Second, despite a downtrend in homebuilding activity now going on for nearly a year, some analysts are still proclaiming a housing boom. They argue that it is merely a lack of supply that is hindering housing activity. We strongly disagree with this contention.

The scales in the chart are adjusted to account for owner-builds, which show up in housing starts but not in new-home sales. That the blue line (for housing starts) has been above the green line (for new-home sales) throughout the last seven months indicates that new-home supply (starts) has been ahead of demand (new-home sales) across this period.

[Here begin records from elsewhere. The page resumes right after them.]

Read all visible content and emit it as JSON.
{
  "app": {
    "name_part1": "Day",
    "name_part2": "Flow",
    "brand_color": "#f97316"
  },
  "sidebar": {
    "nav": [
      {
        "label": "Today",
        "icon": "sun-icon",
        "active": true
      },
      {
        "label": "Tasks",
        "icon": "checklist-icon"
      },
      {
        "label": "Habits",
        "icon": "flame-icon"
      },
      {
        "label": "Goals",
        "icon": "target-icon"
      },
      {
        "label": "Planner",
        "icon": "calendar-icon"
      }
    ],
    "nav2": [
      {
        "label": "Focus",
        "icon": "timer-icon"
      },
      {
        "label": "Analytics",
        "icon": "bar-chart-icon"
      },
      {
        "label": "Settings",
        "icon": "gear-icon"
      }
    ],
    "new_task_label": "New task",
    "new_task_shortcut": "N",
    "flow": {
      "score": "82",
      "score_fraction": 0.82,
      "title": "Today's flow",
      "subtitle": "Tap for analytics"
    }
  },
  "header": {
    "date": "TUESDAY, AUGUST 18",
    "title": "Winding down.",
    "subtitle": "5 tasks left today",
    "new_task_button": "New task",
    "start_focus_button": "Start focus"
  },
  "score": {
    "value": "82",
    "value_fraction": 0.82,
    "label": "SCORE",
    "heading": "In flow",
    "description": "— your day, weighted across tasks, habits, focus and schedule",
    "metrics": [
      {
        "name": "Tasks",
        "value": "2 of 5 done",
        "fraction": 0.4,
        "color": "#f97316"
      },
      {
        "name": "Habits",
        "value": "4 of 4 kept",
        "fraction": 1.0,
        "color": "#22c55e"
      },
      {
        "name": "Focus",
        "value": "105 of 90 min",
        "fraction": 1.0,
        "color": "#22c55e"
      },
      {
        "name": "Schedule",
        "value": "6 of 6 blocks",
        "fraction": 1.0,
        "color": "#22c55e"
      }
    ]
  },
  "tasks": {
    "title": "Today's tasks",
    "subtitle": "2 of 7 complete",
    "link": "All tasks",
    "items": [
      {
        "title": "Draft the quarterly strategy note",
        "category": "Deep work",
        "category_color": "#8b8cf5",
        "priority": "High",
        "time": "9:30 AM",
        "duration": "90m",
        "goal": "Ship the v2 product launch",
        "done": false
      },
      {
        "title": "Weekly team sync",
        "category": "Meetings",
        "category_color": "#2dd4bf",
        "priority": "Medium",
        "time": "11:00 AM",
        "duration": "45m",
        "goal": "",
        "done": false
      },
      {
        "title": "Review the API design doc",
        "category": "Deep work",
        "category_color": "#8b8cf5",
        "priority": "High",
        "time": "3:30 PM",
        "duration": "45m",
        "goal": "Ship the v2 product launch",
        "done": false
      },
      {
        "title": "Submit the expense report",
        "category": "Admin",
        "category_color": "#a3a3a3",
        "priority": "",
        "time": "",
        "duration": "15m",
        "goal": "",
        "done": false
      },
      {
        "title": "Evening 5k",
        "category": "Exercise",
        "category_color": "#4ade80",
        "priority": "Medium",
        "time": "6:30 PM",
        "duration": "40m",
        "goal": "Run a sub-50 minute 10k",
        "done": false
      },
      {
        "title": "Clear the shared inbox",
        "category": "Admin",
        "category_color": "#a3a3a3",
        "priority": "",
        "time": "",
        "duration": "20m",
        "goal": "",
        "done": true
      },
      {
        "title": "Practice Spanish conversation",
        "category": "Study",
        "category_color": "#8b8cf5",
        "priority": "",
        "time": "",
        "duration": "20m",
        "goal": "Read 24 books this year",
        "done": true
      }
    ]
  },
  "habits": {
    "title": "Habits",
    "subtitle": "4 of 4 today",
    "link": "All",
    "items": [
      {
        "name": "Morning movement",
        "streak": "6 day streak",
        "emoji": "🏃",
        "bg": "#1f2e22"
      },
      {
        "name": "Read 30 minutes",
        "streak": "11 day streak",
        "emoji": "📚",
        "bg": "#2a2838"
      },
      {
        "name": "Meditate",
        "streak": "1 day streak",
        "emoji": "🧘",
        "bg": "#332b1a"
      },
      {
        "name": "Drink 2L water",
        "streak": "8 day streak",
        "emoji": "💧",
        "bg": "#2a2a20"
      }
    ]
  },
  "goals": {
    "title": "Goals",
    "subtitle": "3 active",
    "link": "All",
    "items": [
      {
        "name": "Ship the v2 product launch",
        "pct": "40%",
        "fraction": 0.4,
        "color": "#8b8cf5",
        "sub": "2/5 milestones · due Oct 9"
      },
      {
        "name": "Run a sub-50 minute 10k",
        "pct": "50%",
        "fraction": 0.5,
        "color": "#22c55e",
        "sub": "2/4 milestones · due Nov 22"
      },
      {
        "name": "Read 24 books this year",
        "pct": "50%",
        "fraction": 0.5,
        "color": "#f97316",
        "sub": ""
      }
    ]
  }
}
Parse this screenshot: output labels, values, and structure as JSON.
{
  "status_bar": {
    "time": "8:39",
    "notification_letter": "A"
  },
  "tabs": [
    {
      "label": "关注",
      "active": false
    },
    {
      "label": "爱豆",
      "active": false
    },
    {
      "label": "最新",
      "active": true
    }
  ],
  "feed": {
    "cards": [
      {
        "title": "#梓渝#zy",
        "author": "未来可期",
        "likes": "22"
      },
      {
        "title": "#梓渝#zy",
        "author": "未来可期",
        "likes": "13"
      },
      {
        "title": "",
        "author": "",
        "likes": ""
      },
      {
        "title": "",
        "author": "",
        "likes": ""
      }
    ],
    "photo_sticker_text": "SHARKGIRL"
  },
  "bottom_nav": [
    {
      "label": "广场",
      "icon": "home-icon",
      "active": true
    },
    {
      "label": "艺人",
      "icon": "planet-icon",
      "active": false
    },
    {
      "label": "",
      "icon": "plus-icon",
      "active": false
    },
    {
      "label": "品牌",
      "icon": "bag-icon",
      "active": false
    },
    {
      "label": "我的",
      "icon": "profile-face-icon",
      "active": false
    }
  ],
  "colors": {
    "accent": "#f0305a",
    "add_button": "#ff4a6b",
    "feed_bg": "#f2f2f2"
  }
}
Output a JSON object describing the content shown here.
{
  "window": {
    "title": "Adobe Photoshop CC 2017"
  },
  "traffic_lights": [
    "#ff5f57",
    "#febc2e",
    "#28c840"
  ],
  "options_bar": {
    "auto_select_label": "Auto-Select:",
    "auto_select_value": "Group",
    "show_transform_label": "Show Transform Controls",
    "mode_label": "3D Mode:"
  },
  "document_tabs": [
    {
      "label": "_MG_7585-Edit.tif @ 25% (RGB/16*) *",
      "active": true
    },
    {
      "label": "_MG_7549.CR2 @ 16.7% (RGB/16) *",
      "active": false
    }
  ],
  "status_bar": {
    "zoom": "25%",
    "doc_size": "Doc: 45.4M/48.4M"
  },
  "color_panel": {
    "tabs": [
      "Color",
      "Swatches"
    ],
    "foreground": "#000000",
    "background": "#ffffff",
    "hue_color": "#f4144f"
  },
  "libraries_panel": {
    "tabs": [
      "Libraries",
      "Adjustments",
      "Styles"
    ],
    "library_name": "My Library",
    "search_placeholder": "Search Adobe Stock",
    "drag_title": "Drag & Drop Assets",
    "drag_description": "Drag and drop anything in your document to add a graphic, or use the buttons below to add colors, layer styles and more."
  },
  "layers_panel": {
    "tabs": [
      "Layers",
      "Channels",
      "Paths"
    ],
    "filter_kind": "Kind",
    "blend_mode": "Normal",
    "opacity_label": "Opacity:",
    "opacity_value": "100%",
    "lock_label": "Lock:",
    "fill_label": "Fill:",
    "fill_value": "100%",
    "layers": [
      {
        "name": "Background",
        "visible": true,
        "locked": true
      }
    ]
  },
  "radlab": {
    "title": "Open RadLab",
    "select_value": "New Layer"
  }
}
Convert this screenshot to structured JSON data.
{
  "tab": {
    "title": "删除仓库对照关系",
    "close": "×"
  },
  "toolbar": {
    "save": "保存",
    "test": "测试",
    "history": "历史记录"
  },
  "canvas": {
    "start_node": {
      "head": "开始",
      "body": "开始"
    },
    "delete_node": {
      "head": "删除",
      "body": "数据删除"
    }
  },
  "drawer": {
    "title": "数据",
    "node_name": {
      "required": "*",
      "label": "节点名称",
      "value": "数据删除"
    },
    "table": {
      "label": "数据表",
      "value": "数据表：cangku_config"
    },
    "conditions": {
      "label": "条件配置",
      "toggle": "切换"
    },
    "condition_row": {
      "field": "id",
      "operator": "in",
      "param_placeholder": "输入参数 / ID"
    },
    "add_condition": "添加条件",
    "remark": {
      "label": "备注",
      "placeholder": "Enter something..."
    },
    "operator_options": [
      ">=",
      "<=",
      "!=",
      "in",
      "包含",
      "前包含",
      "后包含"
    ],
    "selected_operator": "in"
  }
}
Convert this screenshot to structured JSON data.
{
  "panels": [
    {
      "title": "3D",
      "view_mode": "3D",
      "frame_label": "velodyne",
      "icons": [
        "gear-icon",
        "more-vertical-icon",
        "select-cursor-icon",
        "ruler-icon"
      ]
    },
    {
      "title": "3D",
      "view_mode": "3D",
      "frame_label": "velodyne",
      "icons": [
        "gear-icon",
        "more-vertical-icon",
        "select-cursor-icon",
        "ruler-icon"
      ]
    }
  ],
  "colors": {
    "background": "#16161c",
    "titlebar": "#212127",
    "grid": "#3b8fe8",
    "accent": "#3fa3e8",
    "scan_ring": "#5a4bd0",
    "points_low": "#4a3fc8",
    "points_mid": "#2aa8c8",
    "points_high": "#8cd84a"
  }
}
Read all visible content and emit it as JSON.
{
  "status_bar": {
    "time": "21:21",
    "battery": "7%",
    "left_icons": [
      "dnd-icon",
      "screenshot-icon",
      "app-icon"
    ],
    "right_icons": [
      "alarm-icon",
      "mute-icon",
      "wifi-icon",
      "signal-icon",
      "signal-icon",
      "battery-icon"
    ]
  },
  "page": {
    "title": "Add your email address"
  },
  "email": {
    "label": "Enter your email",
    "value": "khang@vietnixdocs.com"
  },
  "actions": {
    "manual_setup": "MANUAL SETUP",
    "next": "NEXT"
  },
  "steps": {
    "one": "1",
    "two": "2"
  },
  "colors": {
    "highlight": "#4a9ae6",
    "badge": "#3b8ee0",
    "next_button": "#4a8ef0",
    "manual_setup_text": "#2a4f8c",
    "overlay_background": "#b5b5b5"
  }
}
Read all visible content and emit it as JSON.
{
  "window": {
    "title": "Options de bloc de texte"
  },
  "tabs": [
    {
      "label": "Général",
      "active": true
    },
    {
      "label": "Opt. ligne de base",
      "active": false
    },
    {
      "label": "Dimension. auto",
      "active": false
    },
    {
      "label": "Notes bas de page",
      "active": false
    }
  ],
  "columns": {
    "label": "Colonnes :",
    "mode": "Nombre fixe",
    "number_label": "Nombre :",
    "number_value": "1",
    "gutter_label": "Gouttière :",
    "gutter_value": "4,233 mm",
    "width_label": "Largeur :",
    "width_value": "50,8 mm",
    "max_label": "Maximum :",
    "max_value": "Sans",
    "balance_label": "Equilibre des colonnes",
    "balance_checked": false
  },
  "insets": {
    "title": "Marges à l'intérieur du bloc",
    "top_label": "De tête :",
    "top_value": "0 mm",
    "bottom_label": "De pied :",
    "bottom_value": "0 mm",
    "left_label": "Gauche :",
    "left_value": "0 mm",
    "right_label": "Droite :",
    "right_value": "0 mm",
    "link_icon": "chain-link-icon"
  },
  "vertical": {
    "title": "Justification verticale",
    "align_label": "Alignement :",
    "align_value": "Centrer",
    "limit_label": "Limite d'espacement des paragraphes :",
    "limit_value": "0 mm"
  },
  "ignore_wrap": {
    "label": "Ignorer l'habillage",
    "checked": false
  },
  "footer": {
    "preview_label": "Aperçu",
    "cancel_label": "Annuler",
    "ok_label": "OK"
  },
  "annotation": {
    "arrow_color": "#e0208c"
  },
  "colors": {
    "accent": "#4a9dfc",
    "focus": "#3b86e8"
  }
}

Furthermore, inventories of unsold new homes have indeed been rising throughout this span. New-home inventories have risen by 44,000 units (15.4%) since new-home sales peaked in August 2020. The current ratio of new-home inventories to sales of 5.1 months is well above the 4.0 months of inventories that were generally held in the early-2000s, prior to the 2005 onset of bubble conditions. Bottom line: if inventories are so low and supply so tight, why have levels of new-home sales been falling for nine months, while inventories have been rising, and why did sales start declining a few months before starts did?
None of this is necessarily bad news for the housing market in general. None of this implies that home prices will fizzle. However, again, all of it seems to indicate that homebuilding is not going to be a prop for economic growth over the rest of this year and after.